Wearing drab, colourless garb, Hesmondhalgh allows the story to shine. Yes, she knows it’s not The Greatest Play In The History Of The World…though it is to Tom, who is writing it.
Confused? You won’t be, as all is revealed in this heartfelt tale of what it means to be human.
Ian Kershaw wrote this as a play for his wife (Hesmondhalgh). But really it’s a love letter to life.
Nigel Slater’s Toast
Traverse Theatre, Edinburgh, until August 26, 1hr 25mins
How author, presenter and columnist Nigel Slater developed his love of cooking is deliciously revealed in this tasty little show about his Sixties rural childhood, based on his award-winning autobiography.
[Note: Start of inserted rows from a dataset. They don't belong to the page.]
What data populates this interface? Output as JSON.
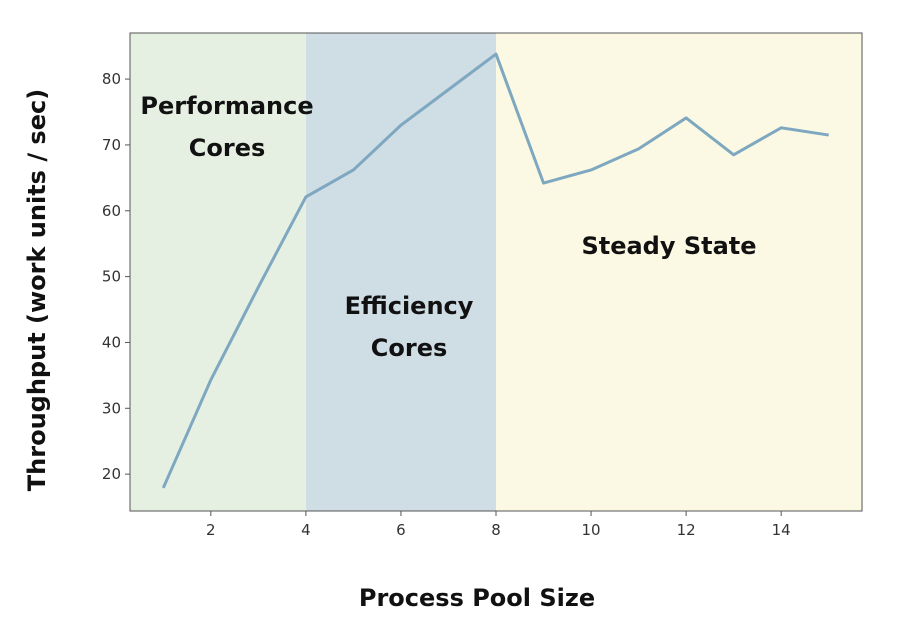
{
  "chart_data": {
    "type": "line",
    "title": "",
    "xlabel": "Process Pool Size",
    "ylabel": "Throughput (work units / sec)",
    "xlim": [
      0.3,
      15.7
    ],
    "ylim": [
      14.4,
      87.0
    ],
    "xticks": [
      2,
      4,
      6,
      8,
      10,
      12,
      14
    ],
    "yticks": [
      20,
      30,
      40,
      50,
      60,
      70,
      80
    ],
    "grid": false,
    "x": [
      1,
      2,
      3,
      4,
      5,
      6,
      7,
      8,
      9,
      10,
      11,
      12,
      13,
      14,
      15
    ],
    "series": [
      {
        "values": [
          17.9,
          34.3,
          48.4,
          62.1,
          66.2,
          73.0,
          78.4,
          83.8,
          64.2,
          66.2,
          69.4,
          74.1,
          68.5,
          72.6,
          71.5
        ],
        "color": "#7ea7c0"
      }
    ],
    "regions": [
      {
        "label_lines": [
          "Performance",
          "Cores"
        ],
        "x_start": 0.3,
        "x_end": 4,
        "color": "#e6f0e2"
      },
      {
        "label_lines": [
          "Efficiency",
          "Cores"
        ],
        "x_start": 4,
        "x_end": 8,
        "color": "#cfdde5"
      },
      {
        "label_lines": [
          "Steady State"
        ],
        "x_start": 8,
        "x_end": 15.7,
        "color": "#fbf9e3"
      }
    ]
  }
}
London may have been swinging but young Nigel’s life in Worcester was far more prosaic. We meet his father (a finely upstanding Mark Fleischmann), so precise he even divided sweets by gender; his loving mother (a tender Lizzie Muncey), who was a haphazard but creative cook and died when Nigel was just nine; and his ‘wicked’ stepmother Joan (a sizzling Marie Lawrence), who started out as the family cleaner but willingly stepped into his dead mother’s shoes.
Sam Newton (left) plays the role of Nigel Slater sensitively whilst the play reveals how Slater developed a love for cooking
The story, interspersed with fantastical musical numbers, is told through the tastes and smells he grew up with: his love of toast, his revulsion at eggs, the family’s confusion over pasta and parmesan cheese, and his kitchen war with Joan over who could make the most tantalising cakes. The audience gets the chance to sample some of the delectables, including a walnut whip, though ‘you can only eat it when dad tells you to’, instructs young Nigel, sensitively portrayed by Sam Newton.
With its fine set (a lino-tiled floor with revolving kitchen cupboards) and sharply choreographed musical numbers – blended with moments of loss and poignancy – the show rises like a good soufflé to the top of anything Edinburgh has to offer.
Nina’s Got News
Pleasance Dome, Edinburgh, until Aug 26, 50 mins
He’s an impressive stand-up comedian and a witty television host, but Frank Skinner’s first attempt at writing a play – a comedy, not surprisingly – deserves to go straight into Room 101.
Nina (Jessica Clark) has ‘incredible news’ and so summons her best friend Vanessa (Breffni Holahan) and ex-boyfriend Chris (Rob Auton).
Jessica Clark (above) plays Nina in Frank Skinner’s first play. At the beginning of the comedy, Nina summons her best friend and ex-boyfriend to share her ‘incredible news’
She tells Chris, who arrives first and is still wondering why she dumped him, that he is one of the few people she can trust. ‘Being dumped is like crop rotation,’ he tells her after she says he gave her the ninth-best sex she’d had.
One-liners like this are scattered throughout the show, which has the air of an extended stand-up set and lacks the substance for a piece of theatre. The cast do their best but the ludicrous and confused plot fails to work on any level.